A palavra pacto costuma despertar imagens muito específicas. Alguns pensam em contratos, outros em alianças religiosas e há quem a associe a histórias envoltas em mistério. Em sua essência, porém, um pacto é simplesmente um compromisso assumido com consciência e responsabilidade.

E, talvez, seja justamente aí que esteja a sua maior força.

A vida humana é construída sobre pactos.

Desde cedo fazemos acordos com a sociedade, com a família, com o trabalho e com as pessoas que cruzam o nosso caminho. Assumimos responsabilidades, fazemos promessas e estabelecemos compromissos que orientam nossas escolhas. Entretanto, existe um pacto que antecede todos os demais e que, muitas vezes, passa despercebido: o compromisso que estabelecemos com a própria consciência.

Esse pacto não é firmado com uma assinatura, mas com decisões.

Cada vez que escolhemos agir com honestidade quando ninguém está olhando, renovar um hábito, controlar uma reação impulsiva, cuidar da saúde ou oferecer perdão, reafirmamos um compromisso silencioso com quem desejamos nos tornar.
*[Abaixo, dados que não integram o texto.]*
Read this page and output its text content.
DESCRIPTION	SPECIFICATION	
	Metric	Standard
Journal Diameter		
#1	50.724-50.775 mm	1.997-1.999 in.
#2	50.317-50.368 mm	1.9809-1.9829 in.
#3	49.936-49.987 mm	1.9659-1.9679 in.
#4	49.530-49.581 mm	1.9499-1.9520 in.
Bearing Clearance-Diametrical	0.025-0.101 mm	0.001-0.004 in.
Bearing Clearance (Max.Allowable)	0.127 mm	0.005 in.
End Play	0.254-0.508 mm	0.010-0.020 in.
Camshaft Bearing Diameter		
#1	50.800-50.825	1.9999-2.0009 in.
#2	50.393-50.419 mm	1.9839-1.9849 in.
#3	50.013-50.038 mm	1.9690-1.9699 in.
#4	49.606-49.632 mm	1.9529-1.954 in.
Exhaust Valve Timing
Na perspectiva espiritual, esse é o verdadeiro ponto de partida da transformação. Antes de mudar o mundo ao nosso redor, somos convidados a transformar o mundo que existe dentro de nós. Grandes tradições espirituais, cada uma à sua maneira, ensinam que a verdadeira mudança nasce no interior e se revela nas atitudes. A espiritualidade deixa de ser apenas um conjunto de crenças para tornar-se uma forma de viver.

Mas existe um aspecto ainda mais profundo.

Somos seres que influenciam e são influenciados constantemente. Nossos pensamentos despertam emoções, as emoções orientam comportamentos e nossos comportamentos moldam os ambientes onde vivemos. A ciência demonstra que estados emocionais afetam nossa saúde física, nossas relações e até a forma como enfrentamos desafios. Da mesma forma, muitas tradições filosóficas utilizam a ideia de “vibração” para representar a qualidade da presença que levamos ao mundo. Quando cultivamos serenidade, esperança, gratidão e compaixão, nossa presença tende a gerar confiança e acolhimento. Quando alimentamos medo, ressentimento ou agressividade, esses estados também se refletem na forma como nos relacionamos.

Por isso, falar em elevar a própria vibração não significa recorrer ao pensamento mágico, mas assumir a responsabilidade de cultivar pensamentos, emoções e atitudes que favoreçam uma vida mais equilibrada. Nossa energia não é apenas aquilo que sentimos; é também aquilo que transmitimos por meio da nossa presença.

Esse entendimento aproxima o conceito de pacto da Saúde Integral. Corpo, mente, emoções, relacionamentos e espiritualidade não caminham separados. Eles dialogam o tempo todo. Negligenciar um desses pilares inevitavelmente repercute nos demais.

Talvez o maior desafio da vida não seja cumprir promessas feitas aos outros, mas permanecer fiel às promessas feitas a si mesmo. Quantas vezes prometemos cuidar da saúde, dedicar mais tempo à família, estudar, descansar, desenvolver paciência ou simplesmente viver com mais propósito? Nem sempre falhamos por falta de capacidade; muitas vezes falhamos porque esquecemos de renovar diariamente esse compromisso interior.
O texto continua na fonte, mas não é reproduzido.